We are using ELK version 8.13.4 currently and from last 8 months we always used to encounter with lag issue we could not able to find the solution that time , the only thing we can do is restart the coordinate node , logstash instances . This temporary solution has helped us for eight ninth month.
Today at afternoon 1:30 we saw 5 minutes(60k record/minute) lag i.e at 1:25 the log count was 2lac and after 1:25 pm it was decreasing and at 2:00 the log count got sync for 1:30 , after some hours lag was increased from 5 minutes to 1 hours , data was indexing in elasticsearch but it was not synching properly , it will sync after 45 minutes .

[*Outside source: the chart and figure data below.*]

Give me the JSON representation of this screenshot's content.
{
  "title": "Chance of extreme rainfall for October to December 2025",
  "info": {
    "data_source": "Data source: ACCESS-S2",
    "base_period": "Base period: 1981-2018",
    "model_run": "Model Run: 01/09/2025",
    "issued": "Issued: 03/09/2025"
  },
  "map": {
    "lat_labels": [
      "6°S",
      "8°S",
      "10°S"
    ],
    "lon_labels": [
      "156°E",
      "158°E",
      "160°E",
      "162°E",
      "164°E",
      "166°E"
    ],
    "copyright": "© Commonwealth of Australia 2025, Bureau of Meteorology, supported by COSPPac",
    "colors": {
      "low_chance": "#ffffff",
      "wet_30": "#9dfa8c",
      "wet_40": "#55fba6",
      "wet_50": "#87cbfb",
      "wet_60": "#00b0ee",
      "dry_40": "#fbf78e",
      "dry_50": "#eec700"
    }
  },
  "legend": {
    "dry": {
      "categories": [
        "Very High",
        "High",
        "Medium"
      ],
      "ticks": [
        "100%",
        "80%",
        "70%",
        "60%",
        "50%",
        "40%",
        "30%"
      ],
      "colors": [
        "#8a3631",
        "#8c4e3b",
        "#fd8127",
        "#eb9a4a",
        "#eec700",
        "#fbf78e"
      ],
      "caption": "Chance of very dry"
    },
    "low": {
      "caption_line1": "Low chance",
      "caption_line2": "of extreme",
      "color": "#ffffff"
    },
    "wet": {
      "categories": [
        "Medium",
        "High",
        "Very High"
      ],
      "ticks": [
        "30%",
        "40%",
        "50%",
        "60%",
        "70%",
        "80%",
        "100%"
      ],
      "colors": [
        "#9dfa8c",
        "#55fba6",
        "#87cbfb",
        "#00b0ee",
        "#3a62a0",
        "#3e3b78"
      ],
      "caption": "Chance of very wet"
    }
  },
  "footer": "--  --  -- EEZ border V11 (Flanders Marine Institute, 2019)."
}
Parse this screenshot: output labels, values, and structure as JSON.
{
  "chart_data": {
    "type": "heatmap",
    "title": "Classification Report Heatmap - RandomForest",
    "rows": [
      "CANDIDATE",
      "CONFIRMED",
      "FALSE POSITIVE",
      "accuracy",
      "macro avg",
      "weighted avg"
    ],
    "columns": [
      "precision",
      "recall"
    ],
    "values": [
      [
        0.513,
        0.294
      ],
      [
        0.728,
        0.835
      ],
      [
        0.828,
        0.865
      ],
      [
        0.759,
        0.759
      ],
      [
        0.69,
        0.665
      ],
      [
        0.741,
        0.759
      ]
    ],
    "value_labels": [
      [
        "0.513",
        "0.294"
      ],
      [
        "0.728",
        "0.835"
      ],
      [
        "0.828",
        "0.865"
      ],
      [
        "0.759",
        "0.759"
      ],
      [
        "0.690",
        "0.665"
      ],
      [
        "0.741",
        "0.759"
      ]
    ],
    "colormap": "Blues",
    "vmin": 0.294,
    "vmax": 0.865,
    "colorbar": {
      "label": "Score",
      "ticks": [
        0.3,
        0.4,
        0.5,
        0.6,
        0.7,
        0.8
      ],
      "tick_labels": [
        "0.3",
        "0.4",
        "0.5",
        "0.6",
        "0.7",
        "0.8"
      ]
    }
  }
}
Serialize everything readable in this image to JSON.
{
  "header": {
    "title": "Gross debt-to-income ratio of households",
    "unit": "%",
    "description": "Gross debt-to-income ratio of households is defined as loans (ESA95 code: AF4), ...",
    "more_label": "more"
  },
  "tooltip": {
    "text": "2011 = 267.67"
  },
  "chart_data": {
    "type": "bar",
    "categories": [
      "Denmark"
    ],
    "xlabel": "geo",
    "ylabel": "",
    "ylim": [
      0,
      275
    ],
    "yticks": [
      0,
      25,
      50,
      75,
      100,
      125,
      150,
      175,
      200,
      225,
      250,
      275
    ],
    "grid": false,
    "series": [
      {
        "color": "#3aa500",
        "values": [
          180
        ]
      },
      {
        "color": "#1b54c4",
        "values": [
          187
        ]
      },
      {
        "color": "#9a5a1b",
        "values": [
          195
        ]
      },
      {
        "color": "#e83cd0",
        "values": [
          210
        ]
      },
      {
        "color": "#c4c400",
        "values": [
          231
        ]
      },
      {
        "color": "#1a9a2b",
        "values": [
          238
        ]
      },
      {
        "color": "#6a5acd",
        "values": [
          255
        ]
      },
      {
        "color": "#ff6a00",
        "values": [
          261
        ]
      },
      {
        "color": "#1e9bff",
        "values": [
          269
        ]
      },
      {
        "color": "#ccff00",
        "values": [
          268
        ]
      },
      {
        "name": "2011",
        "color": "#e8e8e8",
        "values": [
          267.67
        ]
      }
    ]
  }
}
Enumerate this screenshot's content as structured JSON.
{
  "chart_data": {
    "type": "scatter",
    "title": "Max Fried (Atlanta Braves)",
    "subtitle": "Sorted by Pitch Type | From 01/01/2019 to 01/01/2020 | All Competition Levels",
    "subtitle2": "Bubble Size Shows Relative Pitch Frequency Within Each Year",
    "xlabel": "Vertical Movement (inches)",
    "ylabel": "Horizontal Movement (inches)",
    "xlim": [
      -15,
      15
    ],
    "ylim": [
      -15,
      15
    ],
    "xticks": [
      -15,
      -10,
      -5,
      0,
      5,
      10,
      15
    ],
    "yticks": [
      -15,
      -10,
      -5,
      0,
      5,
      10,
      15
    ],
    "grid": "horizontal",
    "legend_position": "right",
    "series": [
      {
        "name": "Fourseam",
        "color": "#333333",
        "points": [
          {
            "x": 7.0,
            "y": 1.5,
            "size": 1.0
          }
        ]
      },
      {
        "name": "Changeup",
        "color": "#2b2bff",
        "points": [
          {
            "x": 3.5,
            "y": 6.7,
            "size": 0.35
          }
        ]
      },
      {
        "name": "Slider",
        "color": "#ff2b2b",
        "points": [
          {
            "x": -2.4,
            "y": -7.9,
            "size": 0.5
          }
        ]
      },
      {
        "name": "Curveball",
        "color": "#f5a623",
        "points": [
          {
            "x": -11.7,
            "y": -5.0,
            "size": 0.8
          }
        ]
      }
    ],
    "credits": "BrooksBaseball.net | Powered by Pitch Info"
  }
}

We haven't observed any CPU saturation and slow disk , high heap/memory consumption .
We have 3 master nodes , 6 data nodes(each with 6tb ssd:125gb of memory:32gb of heap size:8 core cpu) ,warm nodes(each with 15tb ssd:125gb of memory:32gb of heap size:8 core cpu) and 1 coordinate nodes(each with 500gb ssd:125gb of memory:32gb of heap size:8 core cpu).
In hot nodes we are keeping 150 shards per nodes and size is 70gb and on warm nodes on around 250 shards per nodes .
On every beginning of the month from 1 to 7 days the indexing rate will always increases so one day before we increase the size from 6 to 9 because we get 1tb of data per day and after 8th day we will decrease the shards .
Does anyone knows where i can check and what are the keypoints i can check . Although i haven't seen any abnormality in logstash instances also cpu was 44%.